Apple’s iTunes App Store is now available globally in around 123 countries after the new additions. Personally, I have been on an iPhone for the better part of a year and I have been able to download free and paid apps from the Kenyan version of the iTunes App Store. It works just fine and I have to say using it has been a flawless process.
Over 1/4 of Kenya’s population is now online from a population of 40 million. Going forward, it seems, more mobile app stores should come to market in Africa in addition to Google’s Android Market and Nokia’s OVI store. Other late entrants to this space include Samsung’s BADA platform which is slowly but surely deploying “local” mobile apps for the African marketplace. In most of these mobile app stores, one can pay using operator-based billing or credit cards.

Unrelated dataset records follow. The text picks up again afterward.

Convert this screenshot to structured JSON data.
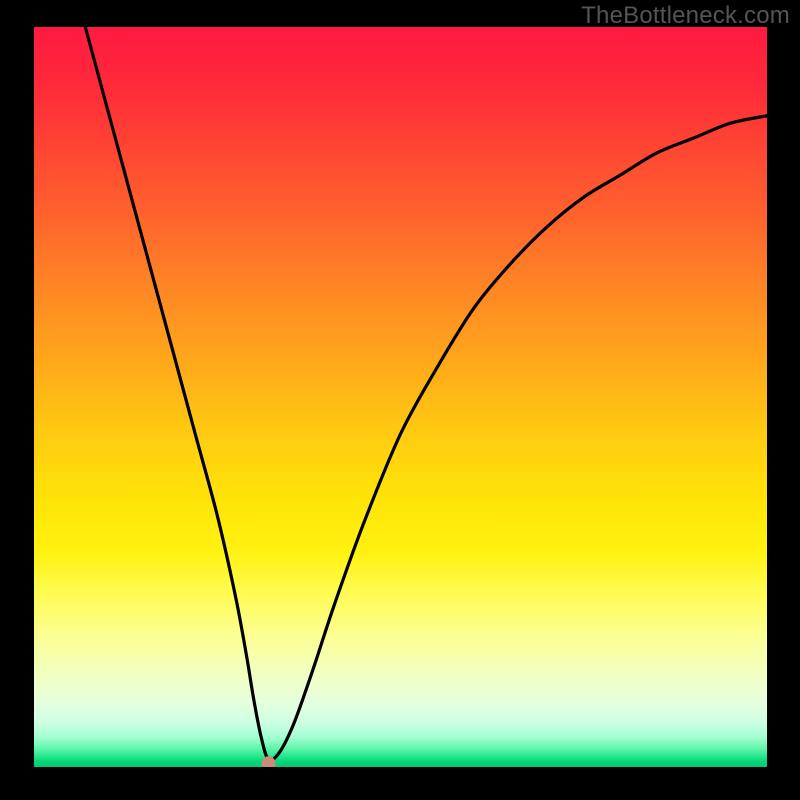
{
  "watermark": "TheBottleneck.com",
  "chart_data": {
    "type": "line",
    "title": "",
    "xlabel": "",
    "ylabel": "",
    "xlim": [
      0,
      100
    ],
    "ylim": [
      0,
      100
    ],
    "x": [
      7,
      10,
      13,
      16,
      19,
      22,
      25,
      27.5,
      29,
      30,
      31,
      32,
      33.5,
      35.5,
      38,
      41,
      45,
      50,
      55,
      60,
      65,
      70,
      75,
      80,
      85,
      90,
      95,
      100
    ],
    "values": [
      100,
      89,
      78,
      67,
      56,
      45,
      34,
      23,
      15,
      9,
      4,
      1,
      2,
      6,
      13,
      22,
      33,
      45,
      54,
      62,
      68,
      73,
      77,
      80,
      83,
      85,
      87,
      88
    ],
    "marker": {
      "x": 32,
      "y": 0.5
    },
    "background_zones": [
      {
        "y": 100,
        "color": "#ff1a40"
      },
      {
        "y": 50,
        "color": "#ffd010"
      },
      {
        "y": 20,
        "color": "#fff880"
      },
      {
        "y": 5,
        "color": "#d0ffd8"
      },
      {
        "y": 0,
        "color": "#05c86f"
      }
    ]
  }
}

Apple’s additional iTunes App Store launches in Africa go to show that there is indeed a healthy level of interest for mobile apps in Africa. Indeed, it can only mean that the uptake of iOS devices is going mainstream, and more consumers are expected to advantage of this trend where mobile apps are concerned. In addition, mobile application developers can reach a wider customer base for their apps on the iOS platform than ever before – in Africa and beyond, leading to higher sales numbers.